Tema 5 – A polifonia
e a intertextualidade
Aqui, conviria
apresentar uma proposta de interpretação e compreensão textual que fizesse ver
como a polifonia e a intertextualidade estão na base de toda e qualquer
manifestação de linguagem. É possível diferenciá-las? Se sim, o que as
diferencia? As duas noções, que estão inter-relacionadas, nos chama atenção
para o fato de que o nosso dizer se coloca numa cadeia de dizeres ou discursos
e de que ela se estabelece sobre esses já-ditos. A fala primeira ou o sujeito
adâmico são ilusões. Todo texto evoca outros textos; todo discurso é calcado
sobre discursos prévios com os quais se relaciona de algum modo; mas também
todo discurso projeta outros possíveis discursos-resposta. Falei em cadeias
discursivas, mas, na verdade, melhor será dizer memória discursiva, que consiste no espaço da memória social que é
condição para o funcionamento discursivo, já que é nela que o sujeito se
inscreve.

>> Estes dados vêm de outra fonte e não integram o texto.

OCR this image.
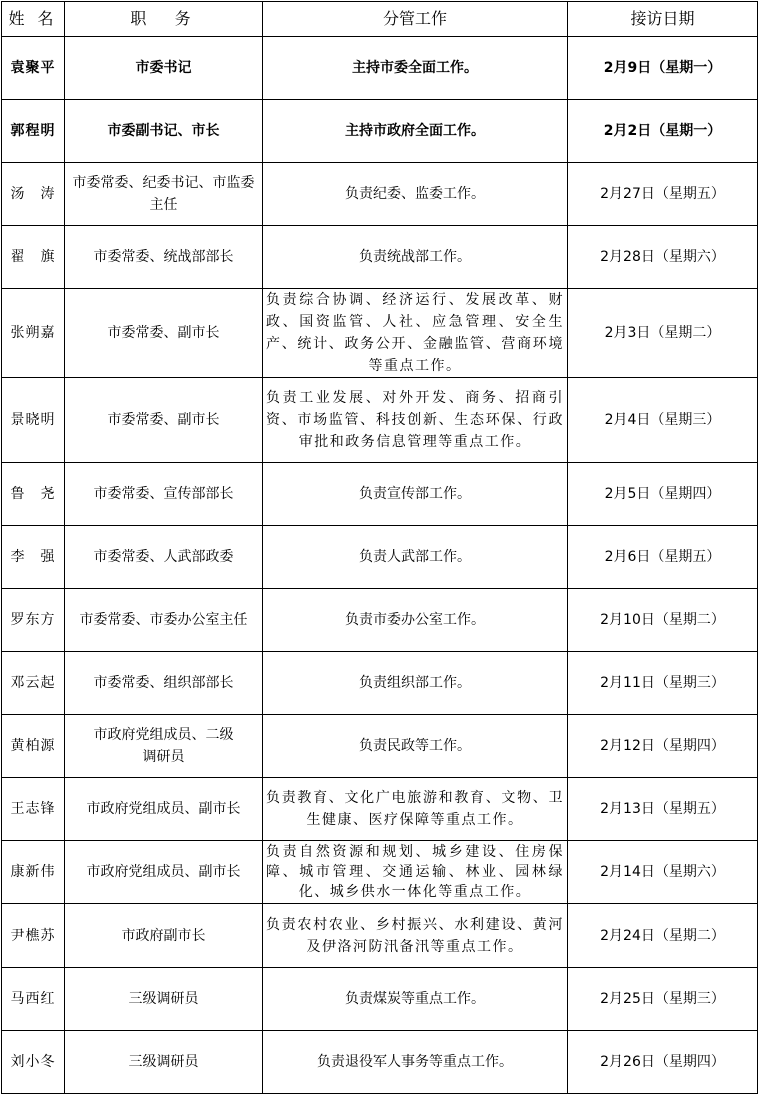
姓 名	职  务	分管工作	接访日期
袁聚平	市委书记	主持市委全面工作。	2月9日（星期一）
郭程明	市委副书记、市长	主持市政府全面工作。	2月2日（星期一）
汤　涛	市委常委、纪委书记、市监委主任	负责纪委、监委工作。	2月27日（星期五）
翟　旗	市委常委、统战部部长	负责统战部工作。	2月28日（星期六）
张朔嘉	市委常委、副市长	负责综合协调、经济运行、发展改革、财政、国资监管、人社、应急管理、安全生产、统计、政务公开、金融监管、营商环境等重点工作。	2月3日（星期二）
景晓明	市委常委、副市长	负责工业发展、对外开发、商务、招商引资、市场监管、科技创新、生态环保、行政审批和政务信息管理等重点工作。	2月4日（星期三）
鲁　尧	市委常委、宣传部部长	负责宣传部工作。	2月5日（星期四）
李　强	市委常委、人武部政委	负责人武部工作。	2月6日（星期五）
罗东方	市委常委、市委办公室主任	负责市委办公室工作。	2月10日（星期二）
邓云起	市委常委、组织部部长	负责组织部工作。	2月11日（星期三）
黄柏源	市政府党组成员、二级调研员	负责民政等工作。	2月12日（星期四）
王志锋	市政府党组成员、副市长	负责教育、文化广电旅游和教育、文物、卫生健康、医疗保障等重点工作。	2月13日（星期五）
康新伟	市政府党组成员、副市长	负责自然资源和规划、城乡建设、住房保障、城市管理、交通运输、林业、园林绿化、城乡供水一体化等重点工作。	2月14日（星期六）
尹樵苏	市政府副市长	负责农村农业、乡村振兴、水利建设、黄河及伊洛河防汛备汛等重点工作。	2月24日（星期二）
马西红	三级调研员	负责煤炭等重点工作。	2月25日（星期三）
刘小冬	三级调研员	负责退役军人事务等重点工作。	2月26日（星期四）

Ela encerra acontecimentos exteriores e anteriores ao texto,
instaurando assim a interdiscursividade, que é constitutiva de toda prática de
discurso.
Tema 6 – A questão da ideologia
Questão intrigante,
por excelência. Complexa, por se prestar a diferentes enfoques, segundo as
teorias no interior das quais ela é tratada. Tantos especialistas já trataram
dela. Livros como O que é ideologia,
de Marilena Chauí; Ideologia, de
Terry Eagleton; A questão da ideologia,
de Leandro Konder, bem como, Um mapa da
ideologia, organizado por Slavos Zizek, nos ajudam a sobre ela pensar. E
como não citar os clássicos Ideologia
alemã e Manuscritos econômico-filosóficos,
de Karl Marx. Mas será em Bakhtin que encontraremos a consideração da relação
entre signo e ideologia. Como pensar em ideologia sem considerar as palavras,
signos ideológicos por excelência? Interessante é a crítica que Terry faz a
Marx nesse tocante.
Tema 7 – a questão da leitura
Todas as questões
ventiladas aqui são inesgotáveis, porque demandam sempre novos olhares. E a
questão da leitura não é diferente, especialmente quando, considerando-a com
mais acuro, nos torna forçoso reconhecer que: a) a leitura é necessária ao
aumento da quantidade de leitores-consumidores de livros, garantindo a
lucratividade de um mercado do livro e da cultura; b) por outro lado, está ela
na base da aprendizagem, tornando possível a elevação intelectual e o desenvolvimento
da consciência crítica dos cidadãos. Do prisma do mercado, seu estímulo é
interessante porque produz leitores para o consumo de livros; do ponto de vista
da educação, é ela fomentadora da liberação do indivíduo, que se apropria do
conhecimento e desenvolve sua consciência de cidadania.
Essa dualidade que
se acha na base da questão da leitura nos leva a pensar sobre o papel da escola
que, originalmente, (e ainda hoje, em nossa sociedade) esteve a serviço de uma
pequena elite.
“(...)
se as práticas econômicas encontram-se na origem da escrita, as práticas
religiosas, a que se vinculam as literárias e as jurídicas, determinam a
organização da escola, que se encarregará da difusão daquela ferramenta da
linguagem verbal. A escola será dominada pelos religiosos, e seus
freqüentadores comungarão os ideias sagrados de que a escrita igualmente se
reveste entre seus usuários. A utilização da escrita supõe, em todos os casos,
o domínio de seu código, porque não se trata apenas de produzir textos, mas de
entendê-los”.
(Regina Ziberman, p.
18 – in: Escola e Leitura, velha crise,
novas alternativas)
Eis tudo que eu
queria dizer aqui, nas palavras de Antoine, em Como me tornei estúpido. Embora eu saiba que nunca dizemos tudo, só
experimentamos a ilusão de tê-lo conseguido dizer:
“(...)Eu
não consigo deter o meu cérebro, diminuir o seu ritmo. Sinto-me como uma
locomotiva, uma velha locomotiva que se precipita nos trilhos e que não poderá
jamais parar, porque o combustível que lhe dá a sua potência vertiginosa, o seu
carvão, é o mundo. Tudo o que vejo, sinto, escuto se engolfa no forno do meu
espírito e o impele e o faz funcionar em pleno vapor. Tentar compreender é um
suicídio social, e isso significa já não desfrutar a vida sem sentir-se, a
contragosto, e ao mesmo tempo, uma ave de rapina e um abutre que despedaça seus
objetos de estudo”.
(p. 60)
Como deter a
efervescência dos pensamentos que se vão acumulando na caldeira do espírito? A
importância que os livros têm para mim pode ser expressa na seguinte frase: eles substituíram os brinquedos da infância.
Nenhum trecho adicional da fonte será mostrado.